The director and star of Bad Lieutenant reunite for an even bleaker downward spiral
Every day, Watch This offers staff recommendations inspired by a new movie coming out that week. This week: Instead of pegging our picks to a new release, we’re running through the best movies of 1993.
Dangerous Game (1993)
About halfway through Dangerous Game, movie director Eddie Israel (Harvey Keitel) shows up at the trailer of his washed-up lead actor, Frank Burns (James Russo). He shoos away Frank’s entourage, and begins lecturing him. “I need you to dig down into fuckin’ hell,” Eddie says, before adding: “Either do more coke or more booze, or do less.” No half measures, in other words. If you have a drug problem, you use that problem to plumb the depths of despair. If you’re not willing to do that, then quit and feed off of your struggle with addiction.
The scene—conveyed in a single, uncomfortably long take—feels like an artist’s statement. Eddie’s appearance is modeled on Dangerous Game’s director, Abel Ferrara. His name is a play on Ferrara’s own Bible-meets-the-Bronx name, and his wife, Madlyn, is played by Ferrara’s wife Nancy. Eddie, it’s safe to presume, is Ferrara.
Ferrara’s drug problems—alcohol, heroin, cocaine, crack—are the stuff of legend. But though addiction destroyed his personal life, it didn’t keep him from being productive. It was always channeled into his work, producing films that, more often than not, dealt with the terrible things people do to themselves and each other. (Taking his fictional character’s advice, Ferrara has since gone clean and sober, and turned the experience into 2011’s 4:44 Last Day On Earth, a drama about a recovering heroin addict facing the end of the world.)

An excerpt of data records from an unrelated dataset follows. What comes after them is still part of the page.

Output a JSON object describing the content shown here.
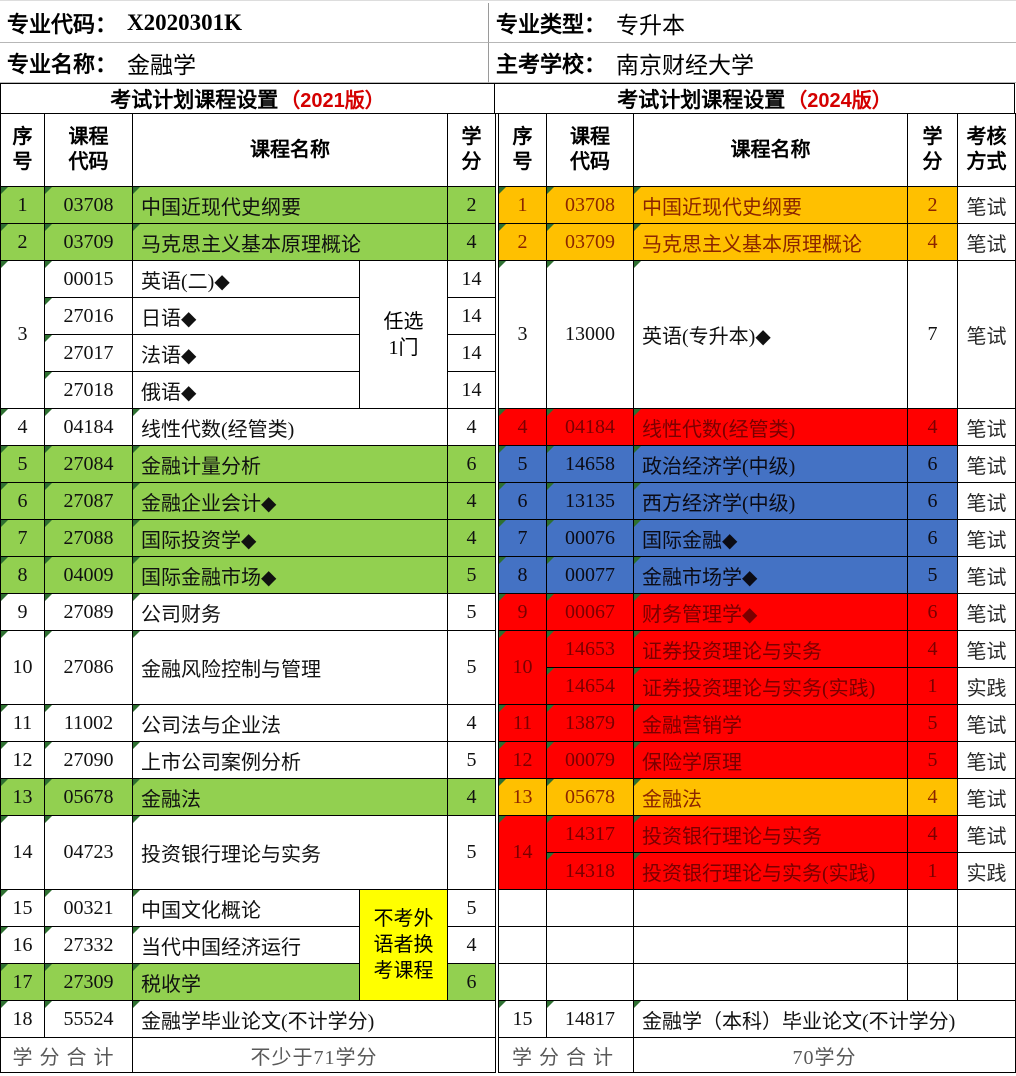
{
  "colors": {
    "green": "#92D050",
    "orange": "#FFC000",
    "red": "#FF0000",
    "blue": "#4472C4",
    "yellow": "#FFFF00",
    "version_red": "#D40000",
    "orange_row_text": "#8B2500",
    "red_row_text": "#7A0000"
  },
  "info": {
    "code_label": "专业代码：",
    "code_value": "X2020301K",
    "type_label": "专业类型：",
    "type_value": "专升本",
    "name_label": "专业名称：",
    "name_value": "金融学",
    "school_label": "主考学校：",
    "school_value": "南京财经大学"
  },
  "left_table": {
    "title": "考试计划课程设置",
    "title_version": "（2021版）",
    "headers": [
      "序\n号",
      "课程\n代码",
      "课程名称",
      "学\n分"
    ],
    "elective_note": "任选\n1门",
    "exchange_note": "不考外\n语者换\n考课程",
    "summary_label": "学分合计",
    "summary_value": "不少于71学分",
    "rows": [
      {
        "no": "1",
        "code": "03708",
        "name": "中国近现代史纲要",
        "credit": "2",
        "color": "green"
      },
      {
        "no": "2",
        "code": "03709",
        "name": "马克思主义基本原理概论",
        "credit": "4",
        "color": "green"
      },
      {
        "no": "3",
        "color": "white",
        "group": [
          {
            "code": "00015",
            "name": "英语(二)◆",
            "credit": "14"
          },
          {
            "code": "27016",
            "name": "日语◆",
            "credit": "14"
          },
          {
            "code": "27017",
            "name": "法语◆",
            "credit": "14"
          },
          {
            "code": "27018",
            "name": "俄语◆",
            "credit": "14"
          }
        ]
      },
      {
        "no": "4",
        "code": "04184",
        "name": "线性代数(经管类)",
        "credit": "4",
        "color": "white"
      },
      {
        "no": "5",
        "code": "27084",
        "name": "金融计量分析",
        "credit": "6",
        "color": "green"
      },
      {
        "no": "6",
        "code": "27087",
        "name": "金融企业会计◆",
        "credit": "4",
        "color": "green"
      },
      {
        "no": "7",
        "code": "27088",
        "name": "国际投资学◆",
        "credit": "4",
        "color": "green"
      },
      {
        "no": "8",
        "code": "04009",
        "name": "国际金融市场◆",
        "credit": "5",
        "color": "green"
      },
      {
        "no": "9",
        "code": "27089",
        "name": "公司财务",
        "credit": "5",
        "color": "white"
      },
      {
        "no": "10",
        "code": "27086",
        "name": "金融风险控制与管理",
        "credit": "5",
        "color": "white",
        "tall": true
      },
      {
        "no": "11",
        "code": "11002",
        "name": "公司法与企业法",
        "credit": "4",
        "color": "white"
      },
      {
        "no": "12",
        "code": "27090",
        "name": "上市公司案例分析",
        "credit": "5",
        "color": "white"
      },
      {
        "no": "13",
        "code": "05678",
        "name": "金融法",
        "credit": "4",
        "color": "green"
      },
      {
        "no": "14",
        "code": "04723",
        "name": "投资银行理论与实务",
        "credit": "5",
        "color": "white",
        "tall": true
      },
      {
        "no": "15",
        "code": "00321",
        "name": "中国文化概论",
        "credit": "5",
        "color": "white",
        "note_start": true
      },
      {
        "no": "16",
        "code": "27332",
        "name": "当代中国经济运行",
        "credit": "4",
        "color": "white",
        "under_note": true
      },
      {
        "no": "17",
        "code": "27309",
        "name": "税收学",
        "credit": "6",
        "color": "green",
        "under_note": true
      },
      {
        "no": "18",
        "code": "55524",
        "name": "金融学毕业论文(不计学分)",
        "credit": "",
        "color": "white",
        "full_span": true
      }
    ]
  },
  "right_table": {
    "title": "考试计划课程设置",
    "title_version": "（2024版）",
    "headers": [
      "序\n号",
      "课程\n代码",
      "课程名称",
      "学\n分",
      "考核\n方式"
    ],
    "summary_label": "学分合计",
    "summary_value": "70学分",
    "rows": [
      {
        "no": "1",
        "code": "03708",
        "name": "中国近现代史纲要",
        "credit": "2",
        "exam": "笔试",
        "color": "orange"
      },
      {
        "no": "2",
        "code": "03709",
        "name": "马克思主义基本原理概论",
        "credit": "4",
        "exam": "笔试",
        "color": "orange"
      },
      {
        "no": "3",
        "code": "13000",
        "name": "英语(专升本)◆",
        "credit": "7",
        "exam": "笔试",
        "color": "white",
        "tall4": true
      },
      {
        "no": "4",
        "code": "04184",
        "name": "线性代数(经管类)",
        "credit": "4",
        "exam": "笔试",
        "color": "red"
      },
      {
        "no": "5",
        "code": "14658",
        "name": "政治经济学(中级)",
        "credit": "6",
        "exam": "笔试",
        "color": "blue"
      },
      {
        "no": "6",
        "code": "13135",
        "name": "西方经济学(中级)",
        "credit": "6",
        "exam": "笔试",
        "color": "blue"
      },
      {
        "no": "7",
        "code": "00076",
        "name": "国际金融◆",
        "credit": "6",
        "exam": "笔试",
        "color": "blue"
      },
      {
        "no": "8",
        "code": "00077",
        "name": "金融市场学◆",
        "credit": "5",
        "exam": "笔试",
        "color": "blue"
      },
      {
        "no": "9",
        "code": "00067",
        "name": "财务管理学◆",
        "credit": "6",
        "exam": "笔试",
        "color": "red"
      },
      {
        "no": "10",
        "color": "red",
        "group": [
          {
            "code": "14653",
            "name": "证券投资理论与实务",
            "credit": "4",
            "exam": "笔试"
          },
          {
            "code": "14654",
            "name": "证券投资理论与实务(实践)",
            "credit": "1",
            "exam": "实践"
          }
        ]
      },
      {
        "no": "11",
        "code": "13879",
        "name": "金融营销学",
        "credit": "5",
        "exam": "笔试",
        "color": "red"
      },
      {
        "no": "12",
        "code": "00079",
        "name": "保险学原理",
        "credit": "5",
        "exam": "笔试",
        "color": "red"
      },
      {
        "no": "13",
        "code": "05678",
        "name": "金融法",
        "credit": "4",
        "exam": "笔试",
        "color": "orange"
      },
      {
        "no": "14",
        "color": "red",
        "group": [
          {
            "code": "14317",
            "name": "投资银行理论与实务",
            "credit": "4",
            "exam": "笔试"
          },
          {
            "code": "14318",
            "name": "投资银行理论与实务(实践)",
            "credit": "1",
            "exam": "实践"
          }
        ]
      },
      {
        "empty": true
      },
      {
        "empty": true
      },
      {
        "empty": true
      },
      {
        "no": "15",
        "code": "14817",
        "name": "金融学（本科）毕业论文(不计学分)",
        "credit": "",
        "exam": "",
        "color": "white",
        "full_span": true
      }
    ]
  }
}
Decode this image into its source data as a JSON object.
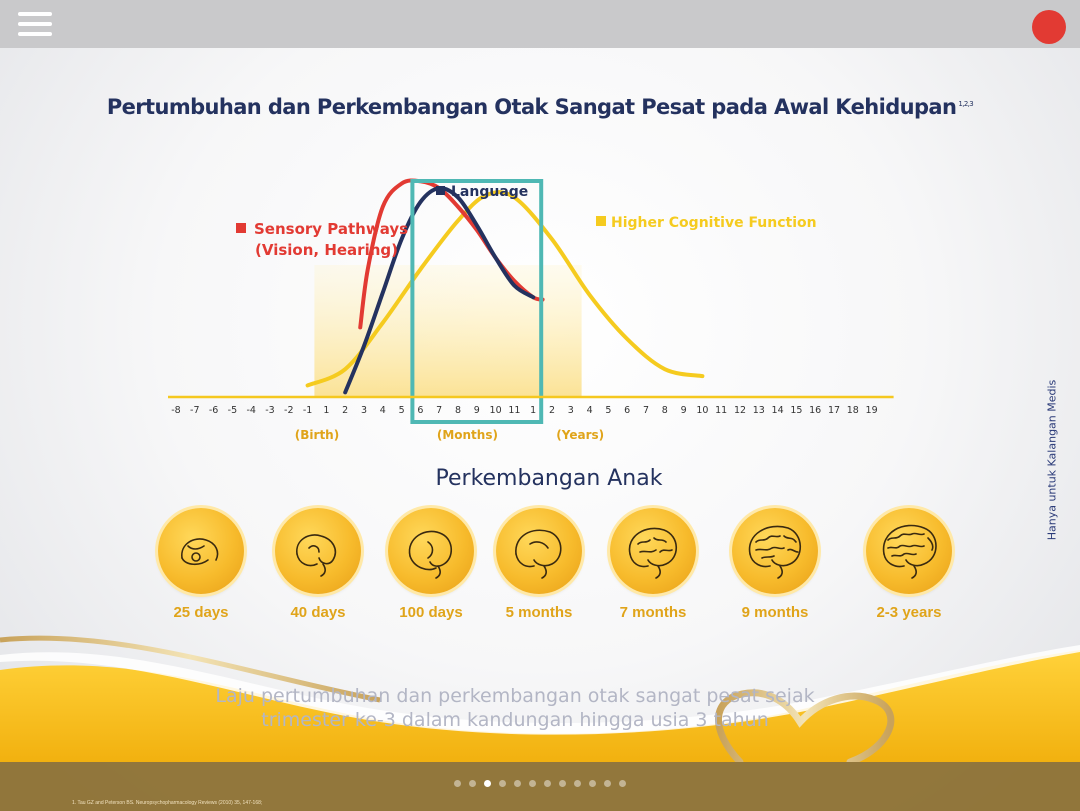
{
  "title": "Pertumbuhan dan Perkembangan Otak Sangat Pesat pada Awal Kehidupan",
  "title_sup": "1,2,3",
  "subtitle": "Perkembangan Anak",
  "side_note": "Hanya untuk Kalangan Medis",
  "caption_line1": "Laju pertumbuhan dan perkembangan otak sangat pesat sejak",
  "caption_line2": "trimester ke-3 dalam kandungan hingga usia 3 tahun",
  "footnote": "1. Tau GZ and Peterson BS. Neuropsychopharmacology Reviews (2010) 35, 147-168;",
  "stages": [
    "25 days",
    "40 days",
    "100 days",
    "5 months",
    "7 months",
    "9 months",
    "2-3 years"
  ],
  "pagination": {
    "total": 12,
    "active": 2
  },
  "colors": {
    "sensory": "#e23a33",
    "language": "#24325f",
    "cognitive": "#f5cb1f",
    "highlight_box": "#4fb8b4",
    "accent": "#e0a41a"
  },
  "chart_data": {
    "type": "line",
    "x_axis": {
      "segments": [
        {
          "label": "(Birth)",
          "ticks": [
            "-8",
            "-7",
            "-6",
            "-5",
            "-4",
            "-3",
            "-2",
            "-1",
            "1",
            "2",
            "3",
            "4",
            "5"
          ]
        },
        {
          "label": "(Months)",
          "ticks": [
            "6",
            "7",
            "8",
            "9",
            "10",
            "11"
          ]
        },
        {
          "label": "(Years)",
          "ticks": [
            "1",
            "2",
            "3",
            "4",
            "5",
            "6",
            "7",
            "8",
            "9",
            "10",
            "11",
            "12",
            "13",
            "14",
            "15",
            "16",
            "17",
            "18",
            "19"
          ]
        }
      ]
    },
    "x_index_note": "x = position index along the printed tick sequence (0 = first tick '-8', 39 = last tick '19')",
    "series": [
      {
        "name": "Sensory Pathways (Vision, Hearing)",
        "x": [
          9.8,
          10.2,
          11,
          12,
          13,
          14,
          15,
          16,
          17,
          18,
          19,
          19.5
        ],
        "y": [
          0.3,
          0.55,
          0.82,
          0.92,
          0.93,
          0.9,
          0.82,
          0.72,
          0.6,
          0.5,
          0.43,
          0.42
        ]
      },
      {
        "name": "Language",
        "x": [
          9,
          10,
          11,
          12,
          13,
          14,
          15,
          16,
          17,
          18,
          19
        ],
        "y": [
          0.02,
          0.22,
          0.45,
          0.68,
          0.84,
          0.9,
          0.86,
          0.74,
          0.6,
          0.48,
          0.43
        ]
      },
      {
        "name": "Higher Cognitive Function",
        "x": [
          7,
          9,
          11,
          13,
          15,
          16.5,
          18,
          20,
          22,
          24,
          26,
          28
        ],
        "y": [
          0.05,
          0.12,
          0.32,
          0.55,
          0.76,
          0.87,
          0.86,
          0.68,
          0.44,
          0.25,
          0.12,
          0.09
        ]
      }
    ],
    "legend_labels": [
      "Sensory Pathways",
      "(Vision, Hearing)",
      "Language",
      "Higher Cognitive Function"
    ],
    "highlight": {
      "from_tick": "6 (months)",
      "to_tick": "1 (years)"
    },
    "grid": false
  }
}
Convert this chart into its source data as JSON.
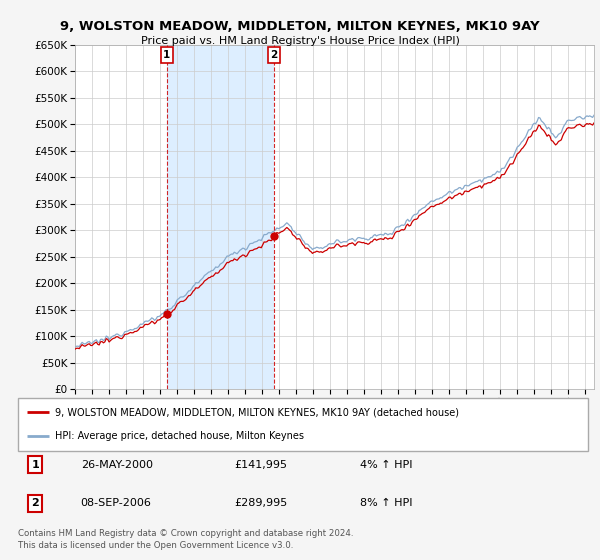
{
  "title": "9, WOLSTON MEADOW, MIDDLETON, MILTON KEYNES, MK10 9AY",
  "subtitle": "Price paid vs. HM Land Registry's House Price Index (HPI)",
  "ylim": [
    0,
    650000
  ],
  "yticks": [
    0,
    50000,
    100000,
    150000,
    200000,
    250000,
    300000,
    350000,
    400000,
    450000,
    500000,
    550000,
    600000,
    650000
  ],
  "legend_label_red": "9, WOLSTON MEADOW, MIDDLETON, MILTON KEYNES, MK10 9AY (detached house)",
  "legend_label_blue": "HPI: Average price, detached house, Milton Keynes",
  "sale1_date": "26-MAY-2000",
  "sale1_price": "£141,995",
  "sale1_hpi": "4% ↑ HPI",
  "sale2_date": "08-SEP-2006",
  "sale2_price": "£289,995",
  "sale2_hpi": "8% ↑ HPI",
  "footnote": "Contains HM Land Registry data © Crown copyright and database right 2024.\nThis data is licensed under the Open Government Licence v3.0.",
  "red_color": "#cc0000",
  "blue_color": "#88aacc",
  "shade_color": "#ddeeff",
  "grid_color": "#cccccc",
  "plot_bg_color": "#ffffff",
  "fig_bg_color": "#f5f5f5",
  "legend_bg": "#ffffff",
  "marker1_y": 141995,
  "marker2_y": 289995,
  "sale1_year": 2000.4,
  "sale2_year": 2006.69,
  "xlim_start": 1995,
  "xlim_end": 2025.5
}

Dangerous Game is about the production of a psychological drama in which a hard-partying couple is torn apart by the wife’s decision to quit drugs. It may be the most emotionally grueling behind-the-scenes movie ever made. Much of it is shot in long takes marked by a restlessly panning camera. Nearly every scene itches with manic, live-wire energy. The emotional violence—much of it committed against Sarah (Madonna, in her best screen performance), the pop star cast as the wife—is non-stop.
The overwhelming impression left by the movie is that good filmmaking is a dirty business that destroys some part of every person involved. Late in the film, Eddie unwinds by watching Burden Of Dreams, Les Blank’s documentary about the making of Fitzcarraldo.In hindsight, the reference seems ironic(Ferrara got into a much publicized feud with Werner Herzog when the latter directed a loose remake of Ferrara’s Bad Lieutenant), but it also points to one of Dangerous Game’s central questions: Does art excuse the things people put themselves through to make it, or does it just perpetuate a cycle of exploitation and abuse?
Availability: Dangerous Game is available on DVD, which can be obtained through Netflix’s disc delivery service.